I fell for all the posts about Pose running and minimalist footwear and went at it a little too hard, I think. In one week there were a couple WOD's with 400m's which I ran in the 5-fingers and one 5K which I ran in the Vans. The neuroma got so bad, I almost couldn't walk without wincing. So maybe the minimalist shoes aren't great for everyone - especially a 220 lb 40-year-old with EE width feet.

So how did it get better? I bought some New Balance wide width cross-trainers for running WODs. They're a lot more firm than running shoes, so whatever lifting or air squatting that comes up in a metcon (not very heavy, usually) works fine. Imagine basketball soles shaped like running shoes. And I also stopped wearing flip-flops at all, and only wear shoes to work with a very large toebox. I got some leather shoes by Keen which are great for work, and Birkenstocks are good the rest of the time. Lots of European-design shoes have big toeboxes. In just a couple of months of all that, the neuroma's just about unnoticeable - without a single additional visit to a podiatrist or a PT.

Sorry to ramble.

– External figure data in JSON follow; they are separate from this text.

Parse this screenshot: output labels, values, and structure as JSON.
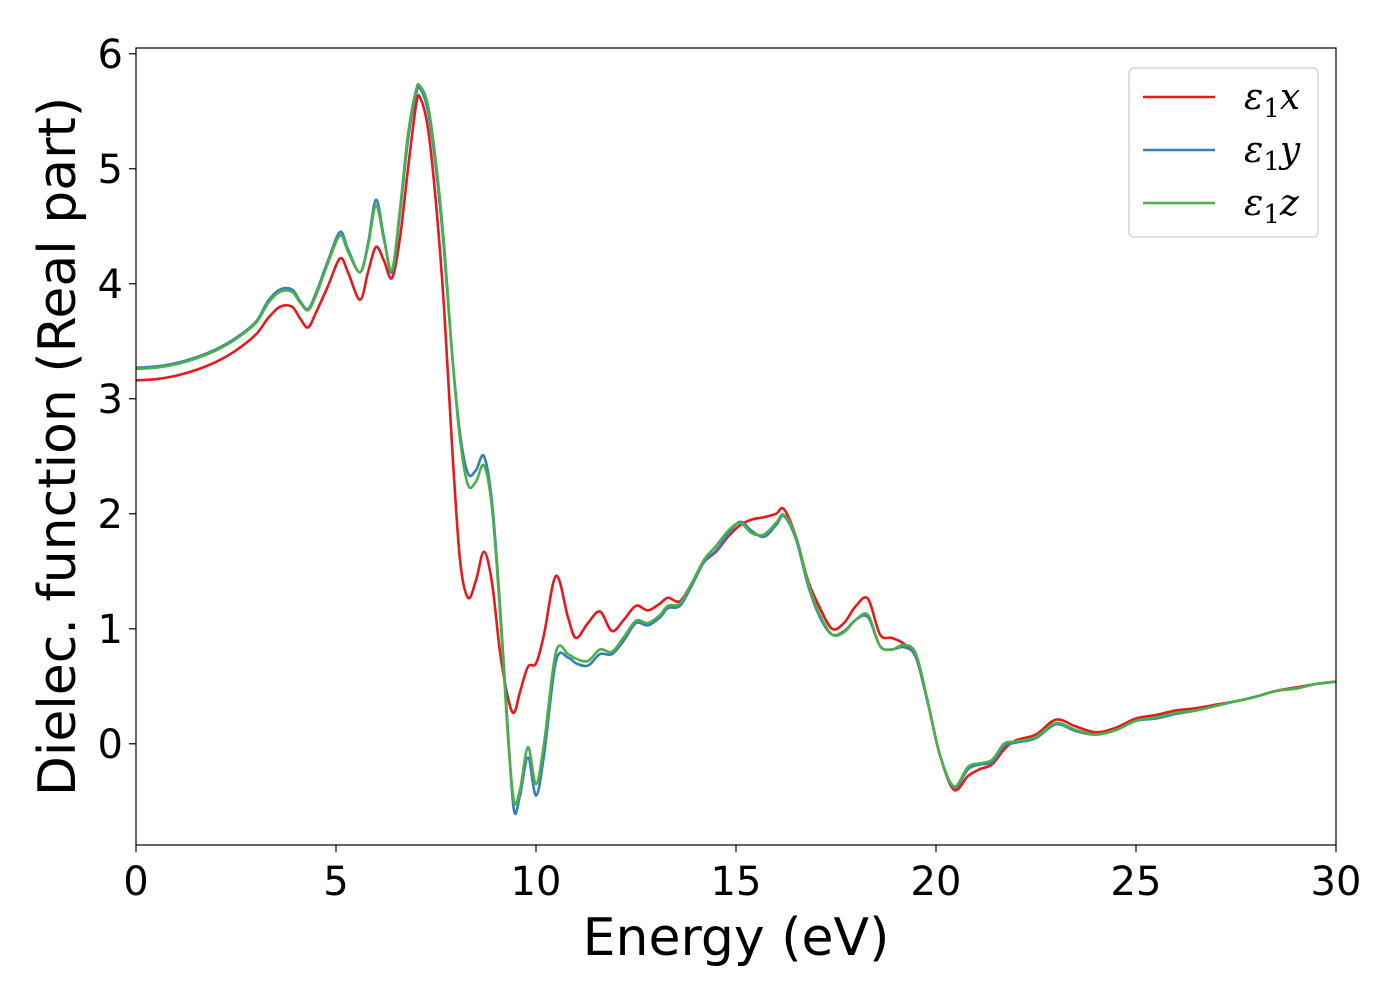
{
  "chart_data": {
    "type": "line",
    "title": "",
    "xlabel": "Energy (eV)",
    "ylabel": "Dielec. function (Real part)",
    "xlim": [
      0,
      30
    ],
    "ylim": [
      -0.88,
      6.05
    ],
    "xticks": [
      "0",
      "5",
      "10",
      "15",
      "20",
      "25",
      "30"
    ],
    "yticks": [
      "0",
      "1",
      "2",
      "3",
      "4",
      "5",
      "6"
    ],
    "grid": false,
    "legend_position": "top-right",
    "series": [
      {
        "name": "ε₁x",
        "label_main": "ε",
        "label_sub": "1",
        "label_var": "x",
        "color": "#e41a1c",
        "x": [
          0,
          0.5,
          1,
          1.5,
          2,
          2.5,
          3,
          3.3,
          3.6,
          3.9,
          4.1,
          4.3,
          4.5,
          4.8,
          5.1,
          5.3,
          5.6,
          5.8,
          6.0,
          6.2,
          6.4,
          6.6,
          6.8,
          7.0,
          7.1,
          7.3,
          7.5,
          7.7,
          7.9,
          8.1,
          8.3,
          8.5,
          8.7,
          8.9,
          9.1,
          9.3,
          9.45,
          9.6,
          9.8,
          10.0,
          10.2,
          10.5,
          10.8,
          11.0,
          11.3,
          11.6,
          11.9,
          12.2,
          12.5,
          12.8,
          13.1,
          13.3,
          13.6,
          13.9,
          14.2,
          14.5,
          14.8,
          15.1,
          15.4,
          15.7,
          16.0,
          16.2,
          16.5,
          16.8,
          17.1,
          17.4,
          17.7,
          18.0,
          18.3,
          18.6,
          18.9,
          19.2,
          19.5,
          19.8,
          20.1,
          20.45,
          20.8,
          21.1,
          21.4,
          21.7,
          22.0,
          22.5,
          23.0,
          23.5,
          24.0,
          24.5,
          25.0,
          25.5,
          26.0,
          26.5,
          27.0,
          27.5,
          28.0,
          28.5,
          29.0,
          29.5,
          30.0
        ],
        "y": [
          3.16,
          3.17,
          3.2,
          3.25,
          3.32,
          3.42,
          3.56,
          3.7,
          3.8,
          3.8,
          3.7,
          3.62,
          3.75,
          3.98,
          4.22,
          4.1,
          3.86,
          4.1,
          4.32,
          4.2,
          4.05,
          4.4,
          5.0,
          5.55,
          5.62,
          5.35,
          4.7,
          3.8,
          2.6,
          1.6,
          1.27,
          1.42,
          1.67,
          1.4,
          0.8,
          0.4,
          0.27,
          0.45,
          0.67,
          0.7,
          0.95,
          1.46,
          1.1,
          0.92,
          1.05,
          1.15,
          0.98,
          1.08,
          1.2,
          1.16,
          1.22,
          1.27,
          1.24,
          1.4,
          1.58,
          1.67,
          1.8,
          1.9,
          1.95,
          1.97,
          2.0,
          2.04,
          1.8,
          1.42,
          1.18,
          1.0,
          1.05,
          1.2,
          1.26,
          0.95,
          0.92,
          0.87,
          0.75,
          0.35,
          -0.1,
          -0.4,
          -0.28,
          -0.22,
          -0.18,
          -0.05,
          0.03,
          0.08,
          0.21,
          0.15,
          0.1,
          0.14,
          0.22,
          0.25,
          0.29,
          0.31,
          0.34,
          0.37,
          0.41,
          0.46,
          0.49,
          0.52,
          0.54
        ]
      },
      {
        "name": "ε₁y",
        "label_main": "ε",
        "label_sub": "1",
        "label_var": "y",
        "color": "#377eb8",
        "x": [
          0,
          0.5,
          1,
          1.5,
          2,
          2.5,
          3,
          3.3,
          3.6,
          3.9,
          4.1,
          4.3,
          4.5,
          4.8,
          5.1,
          5.3,
          5.6,
          5.8,
          6.0,
          6.2,
          6.4,
          6.6,
          6.8,
          7.0,
          7.1,
          7.3,
          7.5,
          7.7,
          7.9,
          8.1,
          8.3,
          8.5,
          8.7,
          8.9,
          9.1,
          9.3,
          9.45,
          9.6,
          9.8,
          10.0,
          10.2,
          10.5,
          10.8,
          11.0,
          11.3,
          11.6,
          11.9,
          12.2,
          12.5,
          12.8,
          13.1,
          13.3,
          13.6,
          13.9,
          14.2,
          14.5,
          14.8,
          15.1,
          15.4,
          15.7,
          16.0,
          16.2,
          16.5,
          16.8,
          17.1,
          17.4,
          17.7,
          18.0,
          18.3,
          18.6,
          18.9,
          19.2,
          19.5,
          19.8,
          20.1,
          20.45,
          20.8,
          21.1,
          21.4,
          21.7,
          22.0,
          22.5,
          23.0,
          23.5,
          24.0,
          24.5,
          25.0,
          25.5,
          26.0,
          26.5,
          27.0,
          27.5,
          28.0,
          28.5,
          29.0,
          29.5,
          30.0
        ],
        "y": [
          3.27,
          3.28,
          3.31,
          3.36,
          3.43,
          3.53,
          3.67,
          3.85,
          3.95,
          3.95,
          3.85,
          3.78,
          3.92,
          4.2,
          4.45,
          4.3,
          4.1,
          4.35,
          4.73,
          4.4,
          4.1,
          4.62,
          5.25,
          5.65,
          5.7,
          5.5,
          5.0,
          4.3,
          3.4,
          2.7,
          2.35,
          2.38,
          2.5,
          2.1,
          1.2,
          0.1,
          -0.58,
          -0.45,
          -0.12,
          -0.45,
          -0.1,
          0.72,
          0.75,
          0.7,
          0.68,
          0.78,
          0.78,
          0.9,
          1.05,
          1.03,
          1.1,
          1.18,
          1.2,
          1.38,
          1.58,
          1.68,
          1.82,
          1.93,
          1.85,
          1.8,
          1.9,
          1.98,
          1.78,
          1.38,
          1.1,
          0.95,
          0.98,
          1.08,
          1.1,
          0.85,
          0.82,
          0.84,
          0.75,
          0.35,
          -0.1,
          -0.38,
          -0.22,
          -0.18,
          -0.16,
          -0.02,
          0.01,
          0.05,
          0.17,
          0.11,
          0.08,
          0.12,
          0.2,
          0.22,
          0.26,
          0.29,
          0.33,
          0.37,
          0.41,
          0.46,
          0.48,
          0.52,
          0.54
        ]
      },
      {
        "name": "ε₁z",
        "label_main": "ε",
        "label_sub": "1",
        "label_var": "z",
        "color": "#4daf4a",
        "x": [
          0,
          0.5,
          1,
          1.5,
          2,
          2.5,
          3,
          3.3,
          3.6,
          3.9,
          4.1,
          4.3,
          4.5,
          4.8,
          5.1,
          5.3,
          5.6,
          5.8,
          6.0,
          6.2,
          6.4,
          6.6,
          6.8,
          7.0,
          7.1,
          7.3,
          7.5,
          7.7,
          7.9,
          8.1,
          8.3,
          8.5,
          8.7,
          8.9,
          9.1,
          9.3,
          9.45,
          9.6,
          9.8,
          10.0,
          10.2,
          10.5,
          10.8,
          11.0,
          11.3,
          11.6,
          11.9,
          12.2,
          12.5,
          12.8,
          13.1,
          13.3,
          13.6,
          13.9,
          14.2,
          14.5,
          14.8,
          15.1,
          15.4,
          15.7,
          16.0,
          16.2,
          16.5,
          16.8,
          17.1,
          17.4,
          17.7,
          18.0,
          18.3,
          18.6,
          18.9,
          19.2,
          19.5,
          19.8,
          20.1,
          20.45,
          20.8,
          21.1,
          21.4,
          21.7,
          22.0,
          22.5,
          23.0,
          23.5,
          24.0,
          24.5,
          25.0,
          25.5,
          26.0,
          26.5,
          27.0,
          27.5,
          28.0,
          28.5,
          29.0,
          29.5,
          30.0
        ],
        "y": [
          3.26,
          3.27,
          3.3,
          3.35,
          3.42,
          3.52,
          3.66,
          3.83,
          3.93,
          3.93,
          3.84,
          3.77,
          3.9,
          4.18,
          4.42,
          4.28,
          4.1,
          4.33,
          4.68,
          4.38,
          4.12,
          4.65,
          5.3,
          5.68,
          5.72,
          5.55,
          5.05,
          4.35,
          3.4,
          2.65,
          2.25,
          2.28,
          2.42,
          2.05,
          1.15,
          0.05,
          -0.5,
          -0.4,
          -0.03,
          -0.35,
          0.0,
          0.8,
          0.78,
          0.74,
          0.72,
          0.82,
          0.8,
          0.93,
          1.07,
          1.05,
          1.12,
          1.2,
          1.22,
          1.4,
          1.6,
          1.72,
          1.85,
          1.92,
          1.83,
          1.82,
          1.92,
          1.99,
          1.8,
          1.4,
          1.12,
          0.95,
          0.97,
          1.08,
          1.12,
          0.85,
          0.82,
          0.86,
          0.78,
          0.36,
          -0.1,
          -0.37,
          -0.2,
          -0.17,
          -0.14,
          0.0,
          0.02,
          0.06,
          0.18,
          0.12,
          0.08,
          0.12,
          0.2,
          0.23,
          0.27,
          0.29,
          0.33,
          0.37,
          0.41,
          0.46,
          0.48,
          0.52,
          0.54
        ]
      }
    ]
  }
}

What you want is big (BIG) toeboxes and decent but firm support. Lifting in 5-fingers or Chucks or whatever is fine, but if you have a neuroma, you might want to re-think running in them.

Jeff Chalfant
09-29-2009, 04:08 AM
I made the same mistake with my Vibrams at first. You have to ease I to them over months if not years. Wear some padding in between uses. You have to let the supportive structures of the foot strengthen, and when they hurt, let those dogs recover.

I later eased into my vibrams and I still can't barefoot on any surface but with the regular, progressive exercise they get my feet are ridiculously strong and healthy. The key is progression- maybe scale it for a while :)

Evan Hobbs
09-29-2009, 01:51 PM
Thanks for the feedback guys. I think easing into is the name of the game but I'm amazed how slow it is. My foot health is steadily improving and I'm amazed at some of the things I've been able to do VFFs (hiking, jumping rope, running, playing soccer) but even after a few months at it there's still always there's a point where they start to hurt even if that point is getting longer and longer. I guess it really could be years.

I'm really not into surgery or alcohol dehydration; if I'm not mistaken that means killing the sensory nerves have numbness on your feet.

Steven Low
09-29-2009, 06:15 PM
Yeah, I'd definitely try to go with the guys above experience.